For some of us, this may feel like a head scratcher. Alcohol has been legal for decades but most of us wouldn’t consider driving inebriated. But as a team of car accident lawyers in Vancouver, there’s no question that the laws around cannabis use are still fuzzy, which may have contributed to the Statistics Canada finding that nearly “5 per cent of Canadians (about 1.4 million people) reported being in a car driven by someone who had consumed cannabis within that two-hour timeframe.”
The Motor Vehicle Act
The Motor Vehicle Act has a zero tolerance policy for alcohol and drugs. Those found violating this will be given a 12-hour ban. While the effects of marijuana use generally aren’t considered as bad as alcohol, studies have shown it can affect spatial perception. Drivers who are high may have slower reaction times, which puts them at a greater risk for accidents.
In Toronto, police have been trying a pilot test for detecting high drivers. While preliminary results of the roadside tests seem hopeful, until it is approved, police have to opt for the much more controversial route of ordering a blood test. However, drugs react very differently from alcohol. There is no threshold—no two joint limit—that accurately dictates when a person is impaired. And the results of many tests have been challenged in court.
What really matters is the tetrahydrocannabinol (THC) levels in a person’s system and THC content can vary across product. The issue is even further complicated by the fact that the presence of THC alone in someone’s body does not necessarily mean the person is impaired and one level of THC can affect two people in very different ways. Bill C-46 of the Cannabis Act stipulates that a driver who is found to have at least two nanograms, but less than five, of THC per millilitre of blood could face a maximum fine of $1000.
It should be noted that the Canadian criminal code is quite clear when it comes to impaired driving:
Every one commits an offence who operates a motor vehicle or vessel or operates or assists in the operation of an aircraft or of railway equipment or has the care or control of a motor vehicle, vessel, aircraft or railway equipment, whether it is in motion or not, while the person’s ability to operate the vehicle, vessel, aircraft or railway equipment is impaired by alcohol or a drug;”
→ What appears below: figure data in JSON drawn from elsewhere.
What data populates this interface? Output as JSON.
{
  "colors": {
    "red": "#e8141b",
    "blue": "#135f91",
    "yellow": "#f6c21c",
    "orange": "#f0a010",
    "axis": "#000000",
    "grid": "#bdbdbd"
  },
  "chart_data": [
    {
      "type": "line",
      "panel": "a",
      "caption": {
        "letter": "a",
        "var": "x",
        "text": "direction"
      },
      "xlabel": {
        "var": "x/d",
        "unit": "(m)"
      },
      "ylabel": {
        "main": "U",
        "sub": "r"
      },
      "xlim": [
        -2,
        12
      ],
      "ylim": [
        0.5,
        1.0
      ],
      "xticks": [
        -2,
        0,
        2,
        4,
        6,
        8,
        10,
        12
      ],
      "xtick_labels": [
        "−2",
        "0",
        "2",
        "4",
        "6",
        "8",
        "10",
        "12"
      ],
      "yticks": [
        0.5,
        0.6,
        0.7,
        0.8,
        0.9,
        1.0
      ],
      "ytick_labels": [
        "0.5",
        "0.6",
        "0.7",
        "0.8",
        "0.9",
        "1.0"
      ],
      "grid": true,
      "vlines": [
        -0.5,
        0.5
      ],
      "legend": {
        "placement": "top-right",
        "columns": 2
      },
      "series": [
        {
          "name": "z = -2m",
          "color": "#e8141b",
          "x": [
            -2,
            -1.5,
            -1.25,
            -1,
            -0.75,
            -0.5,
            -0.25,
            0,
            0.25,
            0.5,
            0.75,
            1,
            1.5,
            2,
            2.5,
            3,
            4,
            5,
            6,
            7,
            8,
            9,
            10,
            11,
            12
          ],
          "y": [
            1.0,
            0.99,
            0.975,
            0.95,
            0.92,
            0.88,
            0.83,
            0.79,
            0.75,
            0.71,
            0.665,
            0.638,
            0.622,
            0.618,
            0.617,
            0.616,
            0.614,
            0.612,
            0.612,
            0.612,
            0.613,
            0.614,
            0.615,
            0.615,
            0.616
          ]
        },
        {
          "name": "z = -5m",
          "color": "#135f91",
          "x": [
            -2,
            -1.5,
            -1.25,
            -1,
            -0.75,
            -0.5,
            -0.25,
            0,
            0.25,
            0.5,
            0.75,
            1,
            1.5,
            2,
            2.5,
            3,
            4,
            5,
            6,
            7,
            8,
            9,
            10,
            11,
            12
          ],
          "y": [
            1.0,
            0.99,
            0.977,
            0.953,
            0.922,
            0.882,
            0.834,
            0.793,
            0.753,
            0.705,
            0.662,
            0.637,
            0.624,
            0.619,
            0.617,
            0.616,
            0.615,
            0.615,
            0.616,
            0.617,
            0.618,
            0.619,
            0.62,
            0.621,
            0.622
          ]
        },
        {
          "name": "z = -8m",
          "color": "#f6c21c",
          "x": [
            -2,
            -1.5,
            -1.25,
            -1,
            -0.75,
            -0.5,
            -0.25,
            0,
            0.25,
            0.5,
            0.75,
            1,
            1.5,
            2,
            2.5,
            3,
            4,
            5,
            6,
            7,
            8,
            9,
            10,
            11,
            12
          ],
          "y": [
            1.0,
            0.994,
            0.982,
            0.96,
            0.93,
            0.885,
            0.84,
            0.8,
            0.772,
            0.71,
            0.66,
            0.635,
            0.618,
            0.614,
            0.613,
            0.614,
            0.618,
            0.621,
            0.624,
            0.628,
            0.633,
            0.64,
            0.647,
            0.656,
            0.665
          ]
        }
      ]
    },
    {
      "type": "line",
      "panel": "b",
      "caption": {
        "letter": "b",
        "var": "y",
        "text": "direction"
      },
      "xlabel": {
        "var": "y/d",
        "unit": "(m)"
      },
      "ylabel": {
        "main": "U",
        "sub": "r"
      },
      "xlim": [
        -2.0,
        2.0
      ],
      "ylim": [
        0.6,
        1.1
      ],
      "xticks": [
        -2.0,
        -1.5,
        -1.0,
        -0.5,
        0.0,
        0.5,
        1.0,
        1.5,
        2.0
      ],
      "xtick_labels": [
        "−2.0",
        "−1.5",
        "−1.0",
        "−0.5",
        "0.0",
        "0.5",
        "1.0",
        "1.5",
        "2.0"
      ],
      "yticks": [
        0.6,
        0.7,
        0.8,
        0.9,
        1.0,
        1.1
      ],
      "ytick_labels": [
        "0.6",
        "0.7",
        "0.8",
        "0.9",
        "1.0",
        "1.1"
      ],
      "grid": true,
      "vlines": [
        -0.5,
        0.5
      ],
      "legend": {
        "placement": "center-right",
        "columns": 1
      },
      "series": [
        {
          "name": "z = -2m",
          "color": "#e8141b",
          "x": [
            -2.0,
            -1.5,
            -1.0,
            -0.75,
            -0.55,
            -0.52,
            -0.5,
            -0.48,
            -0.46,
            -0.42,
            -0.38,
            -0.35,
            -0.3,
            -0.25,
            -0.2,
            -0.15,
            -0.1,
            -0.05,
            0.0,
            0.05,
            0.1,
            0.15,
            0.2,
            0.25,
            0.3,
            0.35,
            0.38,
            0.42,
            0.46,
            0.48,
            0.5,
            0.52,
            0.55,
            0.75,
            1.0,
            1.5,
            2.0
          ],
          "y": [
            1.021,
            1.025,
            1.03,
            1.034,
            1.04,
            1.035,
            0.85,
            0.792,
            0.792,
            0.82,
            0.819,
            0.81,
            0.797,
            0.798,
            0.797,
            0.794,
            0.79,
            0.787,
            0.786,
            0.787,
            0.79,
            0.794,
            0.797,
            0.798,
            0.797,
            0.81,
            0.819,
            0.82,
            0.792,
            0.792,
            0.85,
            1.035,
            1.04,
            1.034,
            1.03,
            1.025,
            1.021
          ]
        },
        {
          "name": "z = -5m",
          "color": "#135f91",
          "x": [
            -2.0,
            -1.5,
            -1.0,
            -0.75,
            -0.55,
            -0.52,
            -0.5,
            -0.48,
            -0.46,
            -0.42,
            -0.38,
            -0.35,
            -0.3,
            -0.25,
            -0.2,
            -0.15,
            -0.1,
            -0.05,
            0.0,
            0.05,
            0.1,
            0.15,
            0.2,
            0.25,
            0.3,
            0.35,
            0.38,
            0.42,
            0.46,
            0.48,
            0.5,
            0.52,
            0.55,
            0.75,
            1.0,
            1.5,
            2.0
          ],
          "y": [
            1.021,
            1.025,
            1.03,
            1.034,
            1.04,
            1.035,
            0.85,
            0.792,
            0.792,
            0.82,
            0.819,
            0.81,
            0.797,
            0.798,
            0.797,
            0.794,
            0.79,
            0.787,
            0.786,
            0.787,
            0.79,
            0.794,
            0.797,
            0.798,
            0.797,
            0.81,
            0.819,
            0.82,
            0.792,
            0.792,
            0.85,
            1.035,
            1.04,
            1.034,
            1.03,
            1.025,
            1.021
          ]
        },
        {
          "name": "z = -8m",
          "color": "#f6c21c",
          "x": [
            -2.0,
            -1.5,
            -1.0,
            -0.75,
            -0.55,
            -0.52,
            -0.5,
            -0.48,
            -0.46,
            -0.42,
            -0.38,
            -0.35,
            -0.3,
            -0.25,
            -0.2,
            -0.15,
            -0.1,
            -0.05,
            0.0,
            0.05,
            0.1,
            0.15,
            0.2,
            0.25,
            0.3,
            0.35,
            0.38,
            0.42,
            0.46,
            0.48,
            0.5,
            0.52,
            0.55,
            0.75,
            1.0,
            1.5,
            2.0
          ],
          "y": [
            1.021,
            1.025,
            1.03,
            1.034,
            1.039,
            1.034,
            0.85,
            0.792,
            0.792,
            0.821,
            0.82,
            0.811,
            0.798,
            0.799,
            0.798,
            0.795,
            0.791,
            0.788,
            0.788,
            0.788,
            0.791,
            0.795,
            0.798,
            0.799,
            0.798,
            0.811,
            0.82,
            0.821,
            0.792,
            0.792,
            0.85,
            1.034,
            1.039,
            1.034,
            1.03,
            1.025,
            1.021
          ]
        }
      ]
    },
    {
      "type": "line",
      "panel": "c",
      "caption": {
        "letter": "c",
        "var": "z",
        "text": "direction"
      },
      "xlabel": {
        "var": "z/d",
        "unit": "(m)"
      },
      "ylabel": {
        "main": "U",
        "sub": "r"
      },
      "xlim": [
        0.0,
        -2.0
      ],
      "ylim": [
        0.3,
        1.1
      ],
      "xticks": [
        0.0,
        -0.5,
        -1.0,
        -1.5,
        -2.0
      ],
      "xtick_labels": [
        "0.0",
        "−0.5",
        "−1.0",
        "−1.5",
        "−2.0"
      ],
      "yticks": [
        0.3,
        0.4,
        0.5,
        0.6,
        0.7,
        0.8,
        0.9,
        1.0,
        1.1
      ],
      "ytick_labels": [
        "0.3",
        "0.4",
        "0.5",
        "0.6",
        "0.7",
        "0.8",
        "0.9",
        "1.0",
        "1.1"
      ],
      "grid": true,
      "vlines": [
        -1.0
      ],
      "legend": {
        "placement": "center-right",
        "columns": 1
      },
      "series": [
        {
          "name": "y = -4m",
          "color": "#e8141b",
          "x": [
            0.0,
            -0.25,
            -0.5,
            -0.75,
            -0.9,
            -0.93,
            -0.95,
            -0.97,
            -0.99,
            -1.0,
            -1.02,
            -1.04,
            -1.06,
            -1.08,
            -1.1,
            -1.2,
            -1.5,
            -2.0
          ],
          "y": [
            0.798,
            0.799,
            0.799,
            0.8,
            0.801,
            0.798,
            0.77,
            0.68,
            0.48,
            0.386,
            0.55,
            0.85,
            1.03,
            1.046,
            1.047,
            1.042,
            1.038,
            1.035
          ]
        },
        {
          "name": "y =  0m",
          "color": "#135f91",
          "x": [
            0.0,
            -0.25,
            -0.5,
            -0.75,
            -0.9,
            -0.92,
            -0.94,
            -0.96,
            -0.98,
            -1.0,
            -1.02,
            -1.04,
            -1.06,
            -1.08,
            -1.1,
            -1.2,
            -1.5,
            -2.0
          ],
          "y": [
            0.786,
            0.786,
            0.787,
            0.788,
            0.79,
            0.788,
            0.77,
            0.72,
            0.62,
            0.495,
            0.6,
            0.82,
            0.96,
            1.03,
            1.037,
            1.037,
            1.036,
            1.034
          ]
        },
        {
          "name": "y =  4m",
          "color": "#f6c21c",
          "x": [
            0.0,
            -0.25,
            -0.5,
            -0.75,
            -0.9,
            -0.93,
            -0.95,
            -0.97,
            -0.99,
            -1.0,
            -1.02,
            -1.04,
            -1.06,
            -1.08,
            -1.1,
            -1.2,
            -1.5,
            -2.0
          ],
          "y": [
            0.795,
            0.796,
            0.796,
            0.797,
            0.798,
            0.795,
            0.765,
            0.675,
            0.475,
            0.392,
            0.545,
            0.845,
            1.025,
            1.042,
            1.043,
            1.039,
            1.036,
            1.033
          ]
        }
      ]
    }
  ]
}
Under the new legislation, police could demand saliva tests from people suspected of driving high.
A person can also lose their drivers licence for 90 days if:
- A blood test shows the level of drugs above a certain amount, taken within two hours of driving;
- A blood test shows a combination of both drugs and alcohol in the blood within two hours of driving; and/or
- The two above conditions apply along with evidence of poor or erratic driving.
ICBC has the right to find the person in breach of their insurance agreement, making him/her personally responsible for the cost of any injury and property damage claims arising from a car accident that has resulted as a result of driving high.
Marijuana Use in BC
While the legislation legalizing marijuana is federal and will create uniform rules governing cultivation of the drug, many details about how and where it can be bought and used will differ across provinces.
This is what’s anticipated in British Columbia for regulations around cannabis use:
Minimum age: 19
Vendors: Public stores run by the BC Liquor Distribution Board and private stores in urban areas.
Number of stores: Not yet determined.
Usage: Allowed in public spaces where smoking is permitted, except for places frequented by children. Municipalities and landlords may provide additional restrictions. It will be banned in vehicles.
Additional Information Regarding Marijuana and Motor Vehicles:
- Marijuana transported in a motor vehicle will need to be in a sealed package, or inaccessible to vehicle occupants;
- The use of cannabis in any form will also be banned for all occupants of a vehicle;
- There will be a zero tolerance restriction for the presence of marijuana in drivers who are in the Graduated Licensing Program (aka have their L or N) the same way there is a zero tolerance for alcohol; and
- Social hosts may run the risk of being considered legally liable for guests who use marijuana at their homes and subsequently injure themselves or others, for example in a motor vehicle accident.
As a team of car accident lawyers in Vancouver,, the takeaway is that marijuana, like alcohol, must be used responsibly. Driving high puts you and others at risk. There will be stiff legal penalties for driving impaired—and it will be worse if there’s an accident.